Phillip was born in 1960 with severe hemophilia A, a rare bleeding disorder. Growing up in Illinois, his older foster brother, who also had hemophilia, encouraged Phillip to be cautious when playing with his friends. He recalled that “there were a lot of ‘don’ts,’” due to fear of inadvertently causing a bleed that would send him to the emergency room for a blood transfusion, the standard hemophilia treatment at the time for a serious bleed.
He was an adventurous child, however, who enjoyed sports, ranging from basketball, to dodgeball, to baseball. That day when Phillip got hit in the elbow with the softball, he decided not to confide in his foster parents because he was afraid that he would get in trouble. “So, I kept it secret,” said Phillip. “That elbow ended up being a target joint for a couple of decades,” meaning that his elbow became a joint that bled frequently for many years after that incident.
“If I had told my parents, I wouldn’t have had to endure such frequent trips to the emergency room and to physical therapy in the years since then,” Phillip said. In retrospect, he knows now that one should “treat as soon as possible” because “the longer you wait, the more damage you’re doing to your joints.”
Phillip suffered additional challenges throughout his youth and young adulthood due to lack of safe treatments for his hemophilia. When he was a teenager, he acquired hepatitis C from a blood transfusion and later, the HIV virus from the plasma products used for hemophilia treatments.
Yet, despite these tribulations, Phillip has retained his uniquely sunny disposition. Hemophilia, and all that’s come with it, has taught him compassion and also to “be more patient and empathetic than I might have normally been.”

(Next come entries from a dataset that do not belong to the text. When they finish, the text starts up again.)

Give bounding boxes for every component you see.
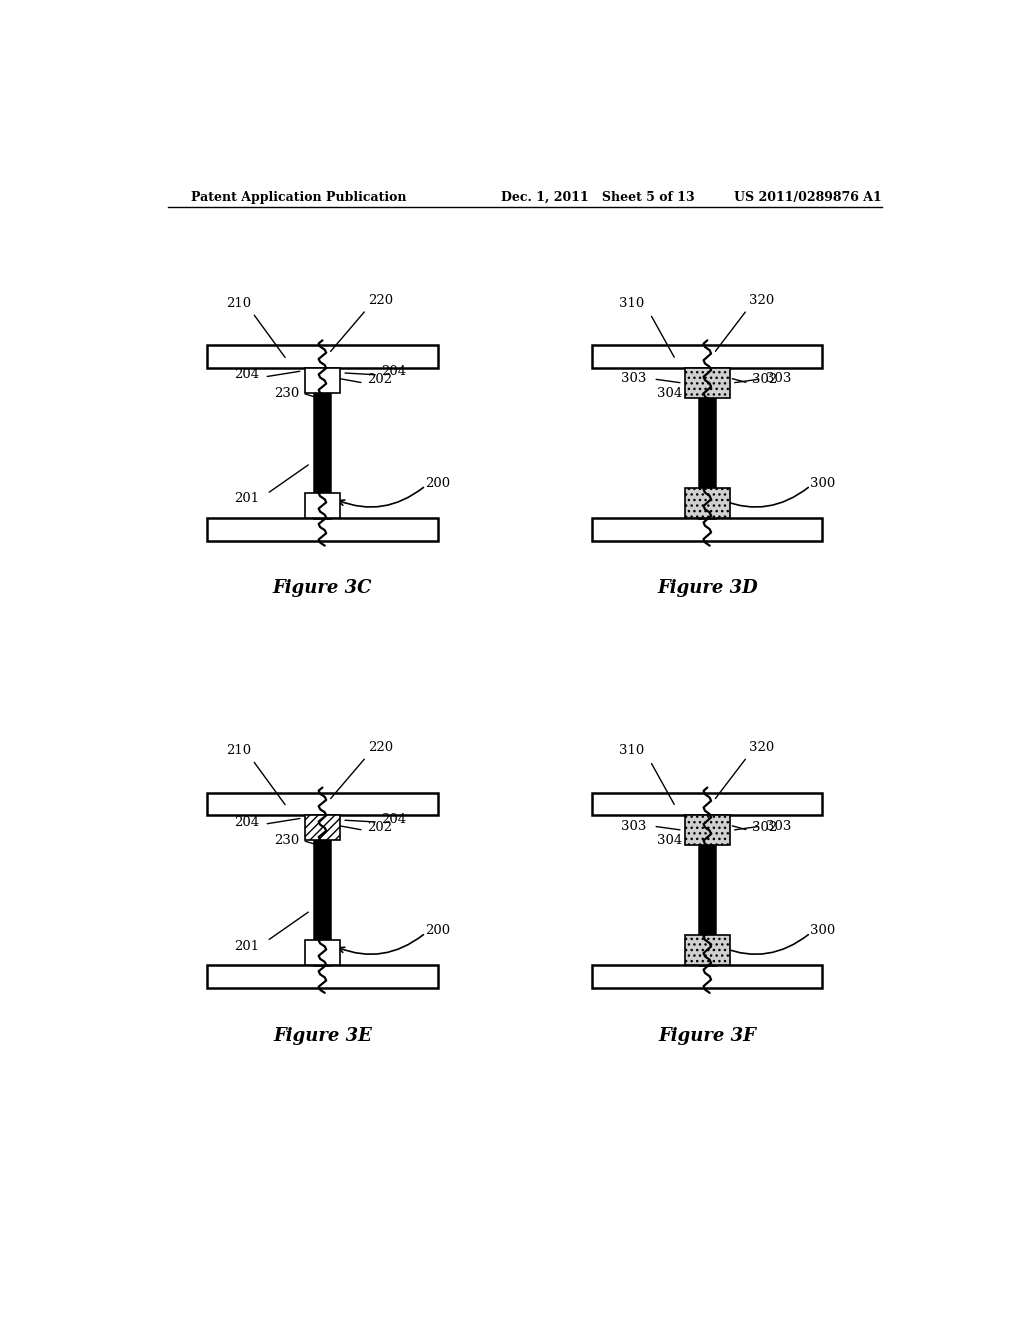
Text: 202: 202 <box>367 374 392 387</box>
Text: Figure 3C: Figure 3C <box>272 579 372 598</box>
Bar <box>207 346 437 368</box>
Text: 320: 320 <box>749 742 774 755</box>
Text: Patent Application Publication: Patent Application Publication <box>191 190 407 203</box>
Text: 202: 202 <box>367 821 392 834</box>
Text: 220: 220 <box>368 294 393 308</box>
Bar <box>314 368 331 519</box>
Text: 300: 300 <box>810 477 835 490</box>
Text: Dec. 1, 2011   Sheet 5 of 13: Dec. 1, 2011 Sheet 5 of 13 <box>501 190 694 203</box>
Bar <box>699 814 715 965</box>
Bar <box>685 814 729 846</box>
Text: 201: 201 <box>234 492 260 506</box>
Text: 310: 310 <box>620 744 644 758</box>
Bar <box>305 940 340 965</box>
Text: 204: 204 <box>381 813 407 825</box>
Bar <box>592 965 822 987</box>
Text: 204: 204 <box>234 816 260 829</box>
Bar <box>685 368 729 399</box>
Text: 302: 302 <box>752 374 777 387</box>
Text: 302: 302 <box>752 821 777 834</box>
Text: 204: 204 <box>234 368 260 381</box>
Text: 204: 204 <box>381 366 407 379</box>
Text: 304: 304 <box>656 387 682 400</box>
Text: 304: 304 <box>656 834 682 847</box>
Bar <box>207 965 437 987</box>
Text: 303: 303 <box>766 372 792 385</box>
Text: 200: 200 <box>425 477 451 490</box>
Text: 210: 210 <box>226 744 252 758</box>
Text: 201: 201 <box>234 940 260 953</box>
Text: 303: 303 <box>621 820 646 833</box>
Text: 300: 300 <box>810 924 835 937</box>
Bar <box>314 814 331 965</box>
Bar <box>685 487 729 519</box>
Text: 320: 320 <box>749 294 774 308</box>
Bar <box>592 792 822 814</box>
Bar <box>305 368 340 393</box>
Bar <box>305 814 340 841</box>
Text: 303: 303 <box>766 820 792 833</box>
Text: 310: 310 <box>620 297 644 310</box>
Bar <box>592 519 822 541</box>
Text: Figure 3D: Figure 3D <box>657 579 758 598</box>
Bar <box>305 492 340 519</box>
Text: Figure 3E: Figure 3E <box>273 1027 372 1044</box>
Bar <box>685 935 729 965</box>
Bar <box>207 519 437 541</box>
Bar <box>699 368 715 519</box>
Text: US 2011/0289876 A1: US 2011/0289876 A1 <box>734 190 882 203</box>
Bar <box>207 792 437 814</box>
Text: Figure 3F: Figure 3F <box>658 1027 757 1044</box>
Text: 210: 210 <box>226 297 252 310</box>
Bar <box>592 346 822 368</box>
Text: 200: 200 <box>425 924 451 937</box>
Text: 220: 220 <box>368 742 393 755</box>
Text: 230: 230 <box>274 834 299 847</box>
Text: 303: 303 <box>621 372 646 385</box>
Text: 230: 230 <box>274 387 299 400</box>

He since went on to pursue a career in specialty pharmaceuticals and has maintained his active lifestyle. Phillip is optimistic for what the future holds for people like him with hemophilia. He encourages others who he meets in the hemophilia community to seek out answers to their questions about the disorder, and to stay informed about research and the development of potential new treatments. “Make sure you understand what it is, how it works,” he said. “Make sure you educate yourself. If you don’t have a science background like I do, talk to your physician.”